Le Sporting est reparti

Après sa bévue à Laval, Bastia a retrouvé tout son caractère ce soir en terre bretonne, après un début de scénario ne laissant pas présager de bonnes choses. Mais grâce à un coeur énorme, à l'égalisation de Maoulida et à la générosité de tout un collectif, les bleus sont parvenus à tenir le cap et restent à seulement deux points du troisième, et ce après avoir disputé quatre rencontres de rang à l'extérieur !

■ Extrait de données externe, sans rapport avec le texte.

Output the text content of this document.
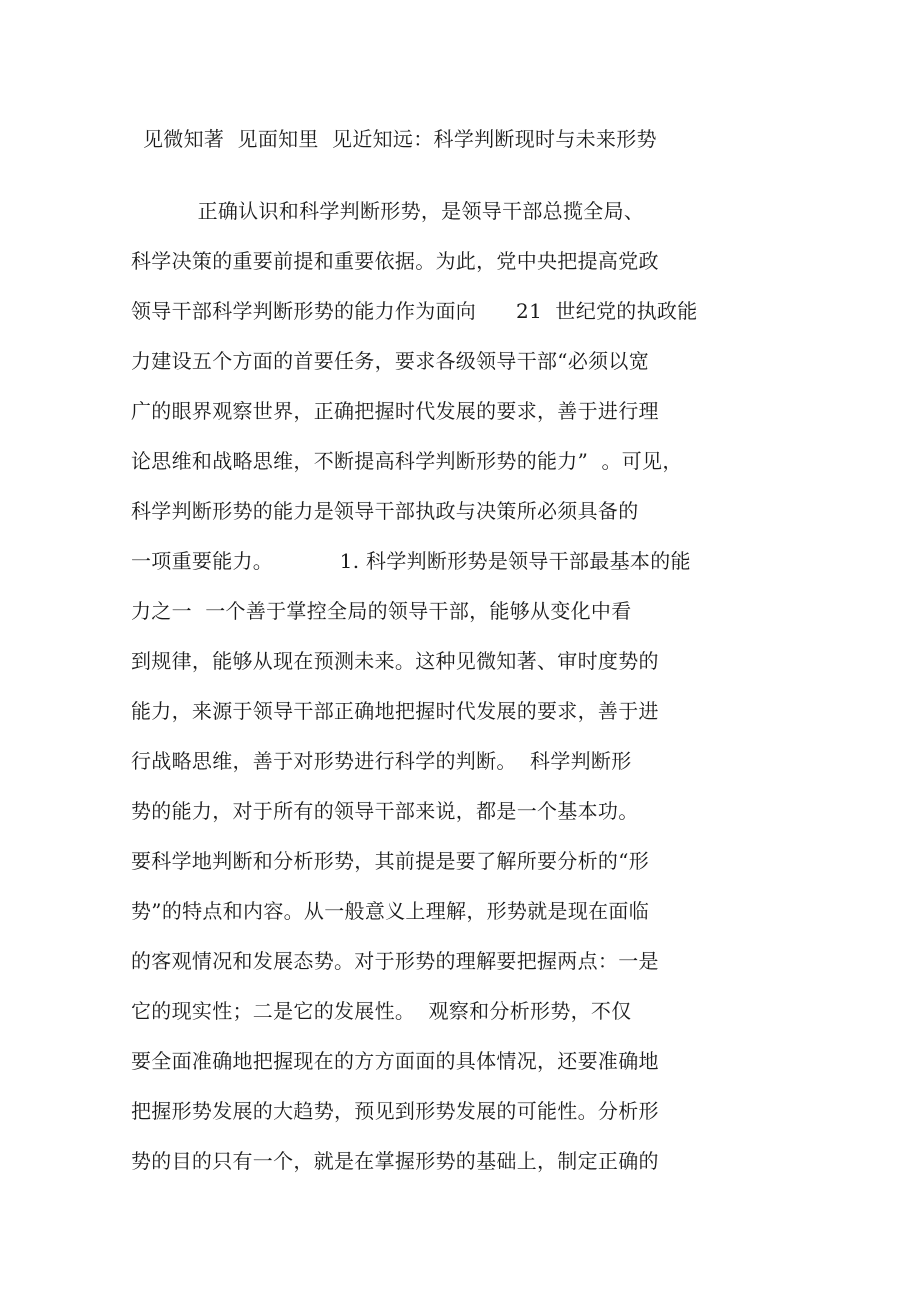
见微知著  见面知里  见近知远：科学判断现时与未来形势
正确认识和科学判断形势，是领导干部总揽全局、
科学决策的重要前提和重要依据。为此，党中央把提高党政
领导干部科学判断形势的能力作为面向      21  世纪党的执政能
力建设五个方面的首要任务，要求各级领导干部“必须以宽
广的眼界观察世界，正确把握时代发展的要求，善于进行理
论思维和战略思维，不断提高科学判断形势的能力”  。可见，
科学判断形势的能力是领导干部执政与决策所必须具备的
一项重要能力。          1. 科学判断形势是领导干部最基本的能
力之一  一个善于掌控全局的领导干部，能够从变化中看
到规律，能够从现在预测未来。这种见微知著、审时度势的
能力，来源于领导干部正确地把握时代发展的要求，善于进
行战略思维，善于对形势进行科学的判断。  科学判断形
势的能力，对于所有的领导干部来说，都是一个基本功。
要科学地判断和分析形势，其前提是要了解所要分析的“形
势”的特点和内容。从一般意义上理解，形势就是现在面临
的客观情况和发展态势。对于形势的理解要把握两点：一是
它的现实性；二是它的发展性。  观察和分析形势，不仅
要全面准确地把握现在的方方面面的具体情况，还要准确地
把握形势发展的大趋势，预见到形势发展的可能性。分析形
势的目的只有一个，就是在掌握形势的基础上，制定正确的
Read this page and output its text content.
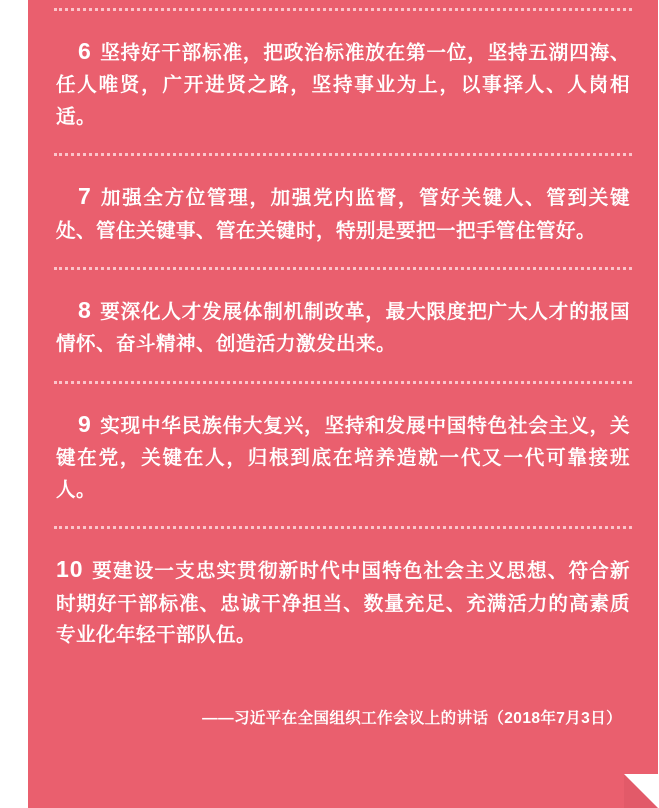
6 坚持好干部标准，把政治标准放在第一位，坚持五湖四海、任人唯贤，广开进贤之路，坚持事业为上，以事择人、人岗相适。

7 加强全方位管理，加强党内监督，管好关键人、管到关键处、管住关键事、管在关键时，特别是要把一把手管住管好。

8 要深化人才发展体制机制改革，最大限度把广大人才的报国情怀、奋斗精神、创造活力激发出来。

9 实现中华民族伟大复兴，坚持和发展中国特色社会主义，关键在党，关键在人，归根到底在培养造就一代又一代可靠接班人。

10 要建设一支忠实贯彻新时代中国特色社会主义思想、符合新时期好干部标准、忠诚干净担当、数量充足、充满活力的高素质专业化年轻干部队伍。

——习近平在全国组织工作会议上的讲话（2018年7月3日）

Une ouverture du score précoce des guingampais, un arbitrage hésitant, un "pétage" de plombs du capitaine Yannick Cahuzac qui laissait ses coéquipiers à dix… Bref, ce Guingamp-Bastia prenait une sale tournure en moins d'un quart d'heure… ne laissant rien présager de bon pour une équipe insulaire alors livrée à elle-même dans un stade de Roudourou bien garni pour l'occasion.
Sauf qu'il en fallait plus à cette équipe pour mettre à mal sa rage de vaincre retrouvée en l'espace de quelques minutes. Suite à un bon travail de Diallo, c'est Maoulida qui catapultait le cuir au fond des filets de Samassa au bout de quinze minutes de jeu, alors que les bretons pensaient avoir déjà définitivement pris l'ascendant sur leurs adversaires.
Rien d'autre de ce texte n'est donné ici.